What's the ideal fitting room look like? Expectations differ depending on the type of retailer. When buying clothes at discount stores like Wal-Mart or Target, shoppers expect dingy and scuffed-up - they don't really care since they don't plan to linger. There's a much higher bar at an upscale department store or luxury boutique. Walk into a Saks Fifth Avenue or Burberry, and customers demand a swanky alcove filled with flowers, refreshments, and other amenities while trying on thousand-dollar dresses.
Regardless of price level, the rooms should work to comfort. Luxe or mass-market, many stores fail that requirement spectacularly. Take overhead fluorescent lighting. It's ubiquitous and a huge mistake, said Laney. Instead, rooms should have less abrasive, back-lit mirrors. She says these basics need to be fixed first before remaking fitting rooms with cutting-edge tech. A mounted iPad isn't going to make someone feel better about how 20 extra pounds fit into a pair of skinny jeans or a shift dress.
“I'm not against technology,'' Laney says. “But the max I would like in a fitting room would be a small lookbook.”
Such minimalism doesn't sway others.
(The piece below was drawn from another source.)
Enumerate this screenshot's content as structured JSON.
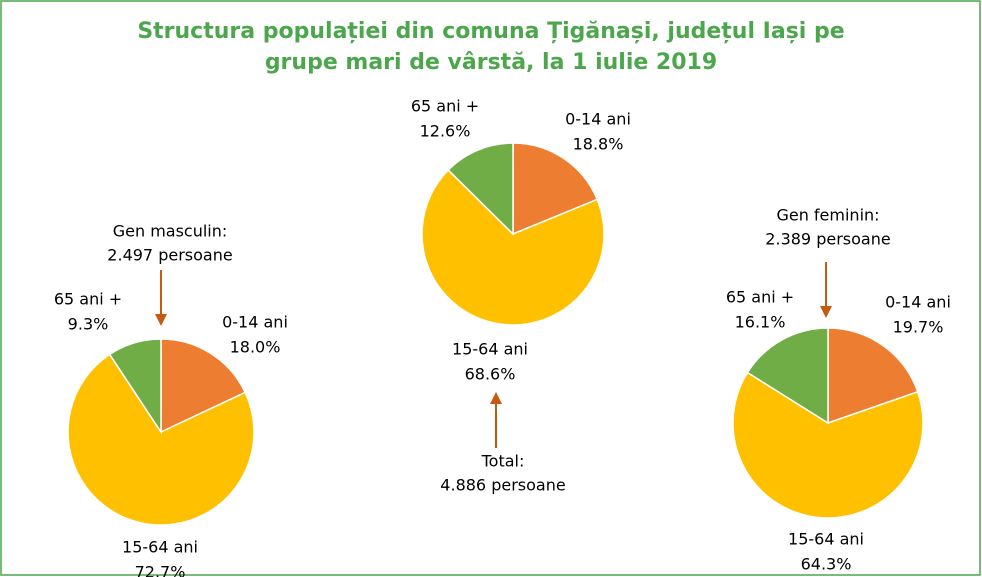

In a partnership with eBay, Rebecca Minkoff stores are testing rooms that let patrons flip through lighting templates to show what they look like in the office, on the street, or at a club. Through radio-frequency identification tagging, screens know what clothing is being tried on and display different colours and sizes.
Fancier, interactive walls on the sales floor even let shoppers request help to prep a fitting room. You can have items delivered to try on, or order drinks, including Champagne, just in case you missed happy hour.